Три месяца, две недели и один день (СИ) - Шишина Ксения
Глава девятнадцатая
Сначала в поле моего зрения появляется платье, дизайнерское, светло-оливкового цвета, с тонкой лямкой вокруг шеи и обнажённой спиной, без рукавов, но зато в пол, следом за чем на барную стойку опускается золотисто-бежевый клатч. Только спустя мгновение Брук окончательно прислоняется к барной стойке справа от меня, опуская руки на поверхность и ослабляя их хватку на кожаном материале аксессуара до непринуждённого состояния. Надо сказать, что я давненько её не видел. Кажется, любое афтепати после какого-либо мероприятия способно засосать того, кто впервые в своей жизни оказывается в соответствующей обстановке, и растворить его в толпе. Особенно это актуально в тех случаях, когда чуть ли не каждый квадратный метр пространства вокруг тебя усеян известными личностями из мира спорта, шоу-бизнеса или телевидения. Для меня здесь нет ничего нового, диковинного и необычного, и за редкими исключениями всех этих людей я уже видел год назад. При ближайшем рассмотрении и близком общении легко разглядеть, что и у вознесённых на пьедестал кумиров есть определённые слабости, недостатки и дурные наклонности, о которые поклонники в своём слепом обожании даже не подозревают. Но у Брук такое восторженное выражение лица, и глаза буквально сияют. Ясное дело, она впечатлена и чувствует себя словно во сне. Так что я ощущаю почти вину, что слишком подавлен и разбит для того, чтобы познакомить её хотя бы с одной реально звёздной персоной, имя которой, бесспорно, у всех на слуху. Я способен только на то, чтобы вливать в себя бутылку за бутылкой, но уверен, Брук не в обиде. Или, по крайней мере, простит меня через пару минут. Хотя я, кажется, видел, как она довольно долго и без всякой скованности общалась с Кэти Перри, будто они знакомы уже не первый год. А может, это была Мила Кунис. Так что, наверное, здесь нечего прощать. Ей и без меня довольно-таки весело. По крайней мере, было.

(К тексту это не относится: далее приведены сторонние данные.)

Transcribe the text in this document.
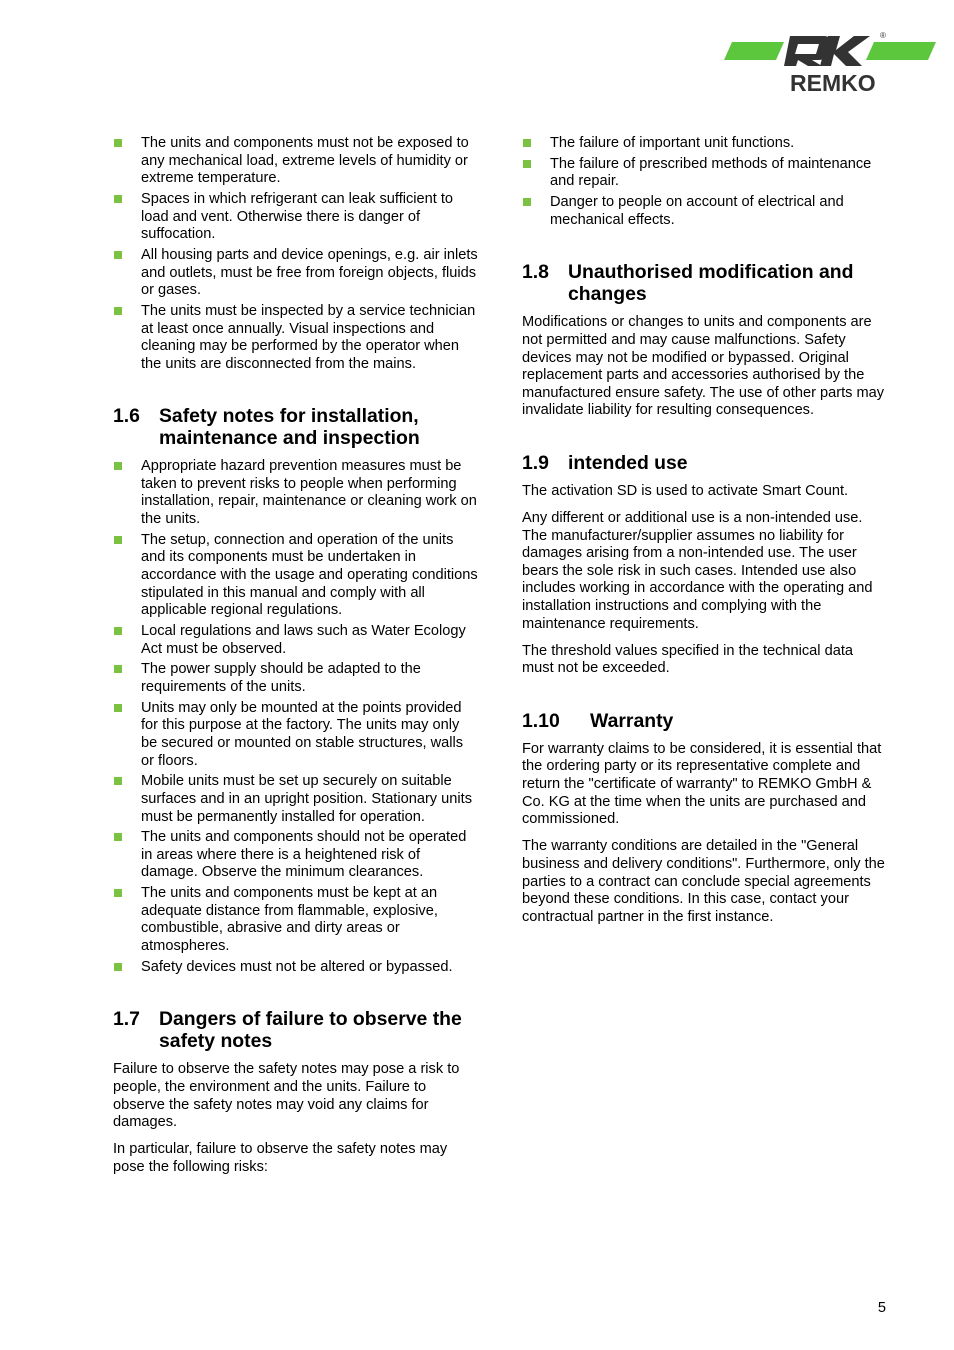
REMKO
®
The units and components must not be exposed to any mechanical load, extreme levels of humidity or extreme temperature.
Spaces in which refrigerant can leak sufficient to load and vent. Otherwise there is danger of suffocation.
All housing parts and device openings, e.g. air inlets and outlets, must be free from foreign objects, fluids or gases.
The units must be inspected by a service technician at least once annually. Visual inspections and cleaning may be performed by the operator when the units are disconnected from the mains.
1.6 Safety notes for installation, maintenance and inspection
Appropriate hazard prevention measures must be taken to prevent risks to people when performing installation, repair, maintenance or cleaning work on the units.
The setup, connection and operation of the units and its components must be undertaken in accordance with the usage and operating conditions stipulated in this manual and comply with all applicable regional regulations.
Local regulations and laws such as Water Ecology Act must be observed.
The power supply should be adapted to the requirements of the units.
Units may only be mounted at the points provided for this purpose at the factory. The units may only be secured or mounted on stable structures, walls or floors.
Mobile units must be set up securely on suitable surfaces and in an upright position. Stationary units must be permanently installed for operation.
The units and components should not be operated in areas where there is a heightened risk of damage. Observe the minimum clearances.
The units and components must be kept at an adequate distance from flammable, explosive, combustible, abrasive and dirty areas or atmospheres.
Safety devices must not be altered or bypassed.
1.7 Dangers of failure to observe the safety notes

Failure to observe the safety notes may pose a risk to people, the environment and the units. Failure to observe the safety notes may void any claims for damages.

In particular, failure to observe the safety notes may pose the following risks:

The failure of important unit functions.
The failure of prescribed methods of maintenance and repair.
Danger to people on account of electrical and mechanical effects.
1.8 Unauthorised modification and changes

Modifications or changes to units and components are not permitted and may cause malfunctions. Safety devices may not be modified or bypassed. Original replacement parts and accessories authorised by the manufactured ensure safety. The use of other parts may invalidate liability for resulting consequences.

1.9 intended use

The activation SD is used to activate Smart Count.

Any different or additional use is a non-intended use. The manufacturer/supplier assumes no liability for damages arising from a non-intended use. The user bears the sole risk in such cases. Intended use also includes working in accordance with the operating and installation instructions and complying with the maintenance requirements.

The threshold values specified in the technical data must not be exceeded.

1.10	Warranty

For warranty claims to be considered, it is essential that the ordering party or its representative complete and return the "certificate of warranty" to REMKO GmbH & Co. KG at the time when the units are purchased and commissioned.

The warranty conditions are detailed in the "General business and delivery conditions". Furthermore, only the parties to a contract can conclude special agreements beyond these conditions. In this case, contact your contractual partner in the first instance.

5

— Тут просто здорово, — её голос оказывается таким же покорённым, какой является она сама, и я ощущаю, как мои губы невольно трогает небольшая улыбка от той детской непосредственности, содержащейся в этих словах, на которую, как принято считать, способны только дети, — спасибо, что позвал меня с собой. Правда, спасибо.
— Добрый вечер, мисс. Могу ли я что-нибудь вам предложить?
— Нет, спасибо, и ему, пожалуйста, тоже больше ничего не приносите.
— Она шутит, — подаю я голос, обращаясь к бармену, но этот обслуживающий персонал хорош только до тех пор, пока не начинает указывать, что тебе уже хватит пить, и предлагать вызвать такси. В случае со мной первые соответствующие звоночки прозвенели буквально через считанное количество минут после того, как закончилась формальная часть приёма, и я буквально тут же переместился к бару, где с тех пор фактически неотлучно и нахожусь. Наверное, за эту пару часов к более адекватному человеку уже вернулся бы разум, и, устав напиваться, он бы давно протрезвел, но я просто падаю всё ниже и ниже. И сомневаюсь, что, когда придёт время подниматься, ноги помогут мне устоять.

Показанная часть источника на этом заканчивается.